Wednesday, November 18, 2009

Holland Dance Festival

Professor of Dance Sally Radell had the opportunity to attend the Holland Dance Festival, which took place October 28-November 15 in The Hague, Netherlands. She shares some of her thoughts below.

I just returned from ten days in Holland where I attended several events at the Holland Dance Festival. This festival is the largest biennial dance festival in the Netherlands and included over 60 performances, one hundred workshops, and a dance parade with over 1200 dancers. The focus of this festival was a 50-year celebration of the Netherlands Dance Theater.

Of the several events I attended, by far the most powerful was the opening performance of the Netherlands Dance Theater performance on October 29. It was held in the Lucent Dance Theater, a stunning larger theater that was built and equipped for large dance events. As I approached the theater, I knew I was in for something special, as I viewed several dancers attached with ropes to the top of the building performing outside. They were dramatically illuminated and some were perched on stilt type walking devices that distorted their movement in a very compelling way. Their movements were somewhat agitated, yet smooth, slow and focused. It was mesmerizing.

The program consisted of three new premieres by Jiri Kylian, the English/Spanish duo of Paul Lightfoot and Sol Leon, and Swedish born Johan Inger. All three works had interactive sets and some degree of audiovisual effects which were seamlessly woven into the works. The dancers in all the pieces were of course superb technicians and all the choreography was some of the strongest I have seen. (Note: The Netherlands Dance Theater website currently has a video clip of Jyri Kylian's piece playing on the home page.)

Jiri Kylian has been a major artistic force in the Netherlands Dance Theater for years. His work “Memoires D’Oubliettes” was set to an original score by Dirk Haubrich, used impressionistic black and white film projections, and involved a forest- like elastic banded border around the stage. The dancers hurled, slithered and catapulted themselves in and out of this fabric with focused and sinuous energy. What was most striking about this work was the intuitive, kinetic logic that evolved seamlessly in the choreography as the piece transitioned into new sections that flowed with grace and ease. It was easy to get totally involved with this work; in fact, the choreographic intelligence totally drew me in.

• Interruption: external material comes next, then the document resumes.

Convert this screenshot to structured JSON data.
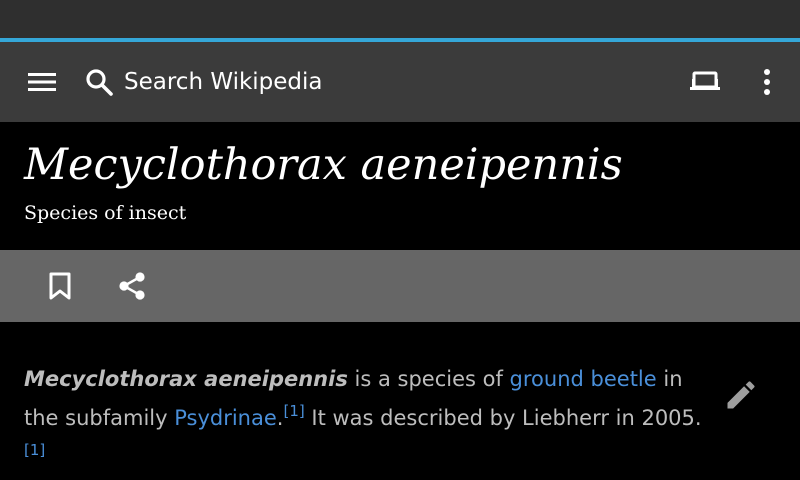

The second piece by Lightfoot/Leo, “Studio 2,” was set to a score by Arvo Part. It involved a ramp where dancers seemed to rise while appearing like they were floating and a large mirror that was raised, lowered, and tilted with different relationships to the floor as the dancers moved around it. There were some particularly striking moments where the reflections in the mirror created apparitions of multiple dancers moving at odd angles. It was an in-depth look at the use of the mirror and levels of movement in dance class, but of course it took it all so much farther in abstraction than one could logically imagine.

The last work, “Dissolve in This,” by Inger involved circular lights on the stage that moved throughout the performance and a floor entirely covered in layers of torn up rubber that looked like grey snow. The bounciness and erratic qualities of the floor covering were reflected in the random and quick qualities of the movement gestures as the dancers darted around the stage with full abandon. The piece gradually accumulated throughout with larger and larger groups of dancers performing bigger phrases that covered an increasingly larger amount of space. The choreographically evolved masterfully and captured my total attention and fascination throughout the entirety of the forty minute work.